The 3 Lines of Sight: Hindsight, Oversight, and Foresight (4/10)

Let’s talk about strategy now. If you remember the three lines of sight — hindsight oversight and foresight — this post focuses on the foresight piece. Where are we going? How are we going to get there? Who is going to get us there?

I’ve done a lot of surveys with boards to discern where their time is invested. Typically, boards tend to like the oversight and hindsight components of their jobs. They prefer the compliance and policing roles. 

Many boards are not so good at looking to the future – the foresight role also called the value-adding role. We carried out a survey of 20 companies — that’s 200 directors — and we asked them, “How did you invest your time, according to these three lines of sight?” And the answer came back that they invested about 30% of their time in the future, and the other 70% was devoted to either oversight evaluation or hindsight reporting. 

We then asked the question, “In a perfect world, how should you be investing your time as a director on the board?” And the answer was completely reversed. The directors said they should be investing 70% of their time on the future of the corporation to add value to its ongoing trajectory, and 30% of their time on the oversight and hindsight parts.

So here is a very simple question for your board: How did you invest your time in the last meeting — hindsight, oversight and foresight? You can just jot it down on the back of an envelope. And then make an explicit decision for the next meeting, as to how you want to invest your time for that meeting. The breakdown ought to come out of the agenda exercise (that I discuss in a post about the role of the chair). You need to make the breakdown explicit; you can’t just expect it to happen. 

A simple but effective tool – estimate, on the back of an envelope where the Board’s time was invested at its last meeting. For the next meeting, take that result and ensure you build an agenda that invests more in the future than on the past. Do this after every meeting to make sure the Board is getting better and better at allocating it’s time. 

Strategy is more than a once-a-year, two-day off-site session. Strategy deserves more space in your agenda; strategy should be a part of every single board meeting. As a chair, I work at getting an inventory of the strategic concerns of all my directors. Then I bring that to the attention of my management team, and we work to identify which concerns we’re going to take deep dives on and which ones we’ll say to the board (through me), “we have decided to pass on the following matters at this time.”

When I’m the Chair of the Board, my fundamental operational responsibility is to be the closest friend of the CEO. I don’t mean in terms of going out for dinner together just to socialize. I mean in being there for every single challenge we face — we’re going to face them together. For example, I was the Chair of the Board for a major mining company. The CEO phoned me from Spain and said there had been two fatalities in one of our mines. I got the call at three in the morning in Toronto. And I said, “Do you want me to get on a plane and be with you?” He said, “No, I think we can manage this. I just wanted you to know right away.” So, I was there for him and in that sense, I’m his closest friend. 

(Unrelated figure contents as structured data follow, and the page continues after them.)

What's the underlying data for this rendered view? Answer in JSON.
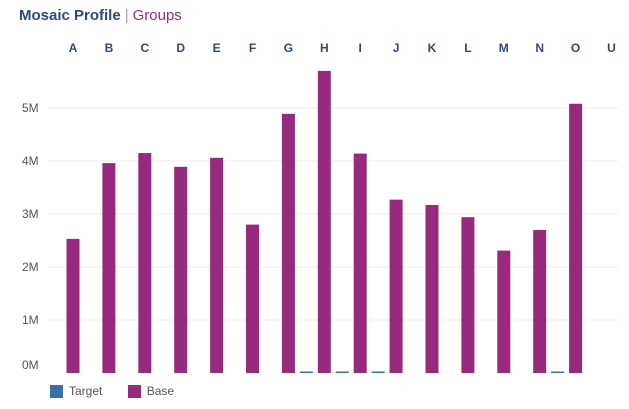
{
  "header": {
    "title": "Mosaic Profile",
    "separator": "|",
    "subtitle": "Groups"
  },
  "colors": {
    "target": "#3d6fae",
    "base": "#97297f",
    "grid": "#ececec",
    "axis_text": "#555555",
    "category_text": "#2c4a7c"
  },
  "chart_data": {
    "type": "bar",
    "categories": [
      "A",
      "B",
      "C",
      "D",
      "E",
      "F",
      "G",
      "H",
      "I",
      "J",
      "K",
      "L",
      "M",
      "N",
      "O",
      "U"
    ],
    "series": [
      {
        "name": "Target",
        "values": [
          0,
          0,
          0,
          0,
          0,
          0,
          20000,
          20000,
          20000,
          0,
          0,
          0,
          0,
          20000,
          0,
          0
        ]
      },
      {
        "name": "Base",
        "values": [
          2530000,
          3960000,
          4150000,
          3890000,
          4060000,
          2800000,
          4890000,
          5700000,
          4140000,
          3270000,
          3170000,
          2940000,
          2310000,
          2700000,
          5080000,
          0
        ]
      }
    ],
    "yticks": [
      "0M",
      "1M",
      "2M",
      "3M",
      "4M",
      "5M"
    ],
    "ylim": [
      0,
      5900000
    ],
    "grid": true,
    "legend": "bottom-left",
    "category_axis": "top"
  }
}
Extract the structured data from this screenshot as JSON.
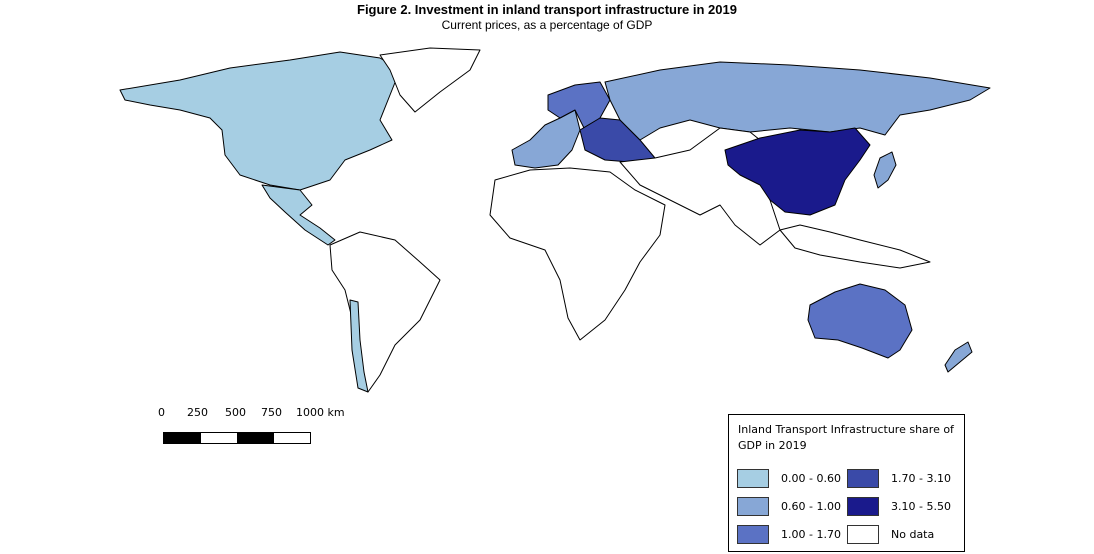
{
  "header": {
    "title": "Figure 2. Investment in inland transport infrastructure in 2019",
    "subtitle": "Current prices, as a percentage of GDP"
  },
  "scale": {
    "labels": [
      "0",
      "250",
      "500",
      "750",
      "1000 km"
    ]
  },
  "legend": {
    "title": "Inland Transport Infrastructure share of GDP in 2019",
    "items": [
      {
        "label": "0.00 - 0.60",
        "color": "#a6cee3"
      },
      {
        "label": "1.70 - 3.10",
        "color": "#3a4aa8"
      },
      {
        "label": "0.60 - 1.00",
        "color": "#87a7d6"
      },
      {
        "label": "3.10 - 5.50",
        "color": "#1a1a8c"
      },
      {
        "label": "1.00 - 1.70",
        "color": "#5b72c4"
      },
      {
        "label": "No data",
        "color": "#ffffff"
      }
    ]
  },
  "map_regions": [
    {
      "name": "north-america",
      "class": "0.00 - 0.60"
    },
    {
      "name": "central-america",
      "class": "0.00 - 0.60"
    },
    {
      "name": "south-america",
      "class": "No data"
    },
    {
      "name": "chile",
      "class": "0.00 - 0.60"
    },
    {
      "name": "greenland",
      "class": "No data"
    },
    {
      "name": "europe-west",
      "class": "0.60 - 1.00"
    },
    {
      "name": "europe-central",
      "class": "1.00 - 1.70"
    },
    {
      "name": "europe-east",
      "class": "1.70 - 3.10"
    },
    {
      "name": "russia",
      "class": "0.60 - 1.00"
    },
    {
      "name": "africa",
      "class": "No data"
    },
    {
      "name": "middle-east-asia",
      "class": "No data"
    },
    {
      "name": "china",
      "class": "3.10 - 5.50"
    },
    {
      "name": "japan",
      "class": "0.60 - 1.00"
    },
    {
      "name": "south-east-asia",
      "class": "No data"
    },
    {
      "name": "australia",
      "class": "1.00 - 1.70"
    },
    {
      "name": "new-zealand",
      "class": "0.60 - 1.00"
    }
  ]
}
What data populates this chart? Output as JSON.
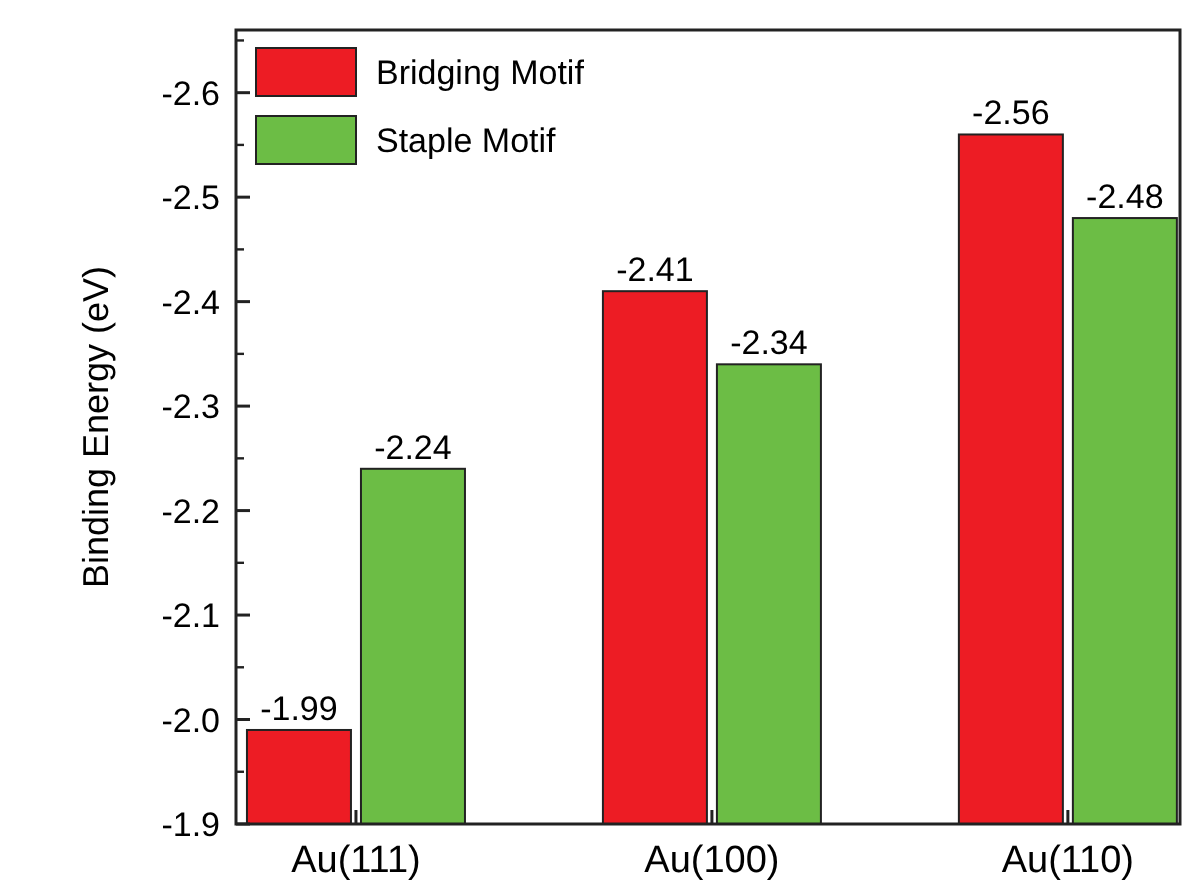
{
  "chart_data": {
    "type": "bar",
    "ylabel": "Binding Energy (eV)",
    "categories": [
      "Au(111)",
      "Au(100)",
      "Au(110)"
    ],
    "series": [
      {
        "name": "Bridging Motif",
        "color": "#ed1c24",
        "values": [
          -1.99,
          -2.41,
          -2.56
        ]
      },
      {
        "name": "Staple Motif",
        "color": "#6cbd45",
        "values": [
          -2.24,
          -2.34,
          -2.48
        ]
      }
    ],
    "ylim": [
      -1.9,
      -2.66
    ],
    "yticks": [
      -1.9,
      {
        "value": -2,
        "label": "-2.0"
      },
      -2.1,
      -2.2,
      -2.3,
      -2.4,
      -2.5,
      -2.6
    ],
    "data_labels": true,
    "legend": "top left",
    "grid": false
  }
}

If you want a board that can add value, you want the chair and the CEO to have that kind of a really close, trusting, open relationship. 

And when you go to an off-site planning meeting, get some external people to come and help you think about things in a different way. Typically, the management team won’t like that; they’ll say they should prepare the board briefing papers. In response, I would say, “Why would I want to drink the same bathwater again?” If we’re in industry X, why don’t we get somebody who’s invested in industry X or who ran industry X beforehand? We can give him or her the chance to comment on our strategy. We can ask them how they would reallocate our resources. 

Or, if there’s an activist investor out there agitating, I might bring that activist investor in and ask, “if you were managing all of these assets, both physical and financial and human, how would you manage it?” 

Or a large asset manager who doesn’t own your stock but does own other stocks in your universe – ask them to come in a present to you the reasons they don’t own you.

Bring external ideas in to off-site meetings to “shake the bag” and get a different perspective on your business.

These types of initiatives to off-site meetings are not very common, but I am confident they’re an essential component of being able to add value to the ongoing trajectory of your business. 

To recap some ideas: strategy should be at the top of your agenda, taking up 60 to 70% of your time. Make that an explicit investment decision before each meeting. Make sure that your chairman and your CEO are closely linked. And thirdly, get ideas from outside. 

David Beatty is an adjunct professor and Conway chair of the Clarkson Centre for Business Ethics and Board Effectiveness at the Rotman School of Management. Over his career, he has served on more than 39 boards of directors and been chair of nine publicly traded companies. He was the founding managing director of the Canadian Coalition for Good Governance (2003 to 2008). A version of this article will also appear in the Winter 2017 edition of Rotman Management, published by the University of Toronto’s Rotman School of Management.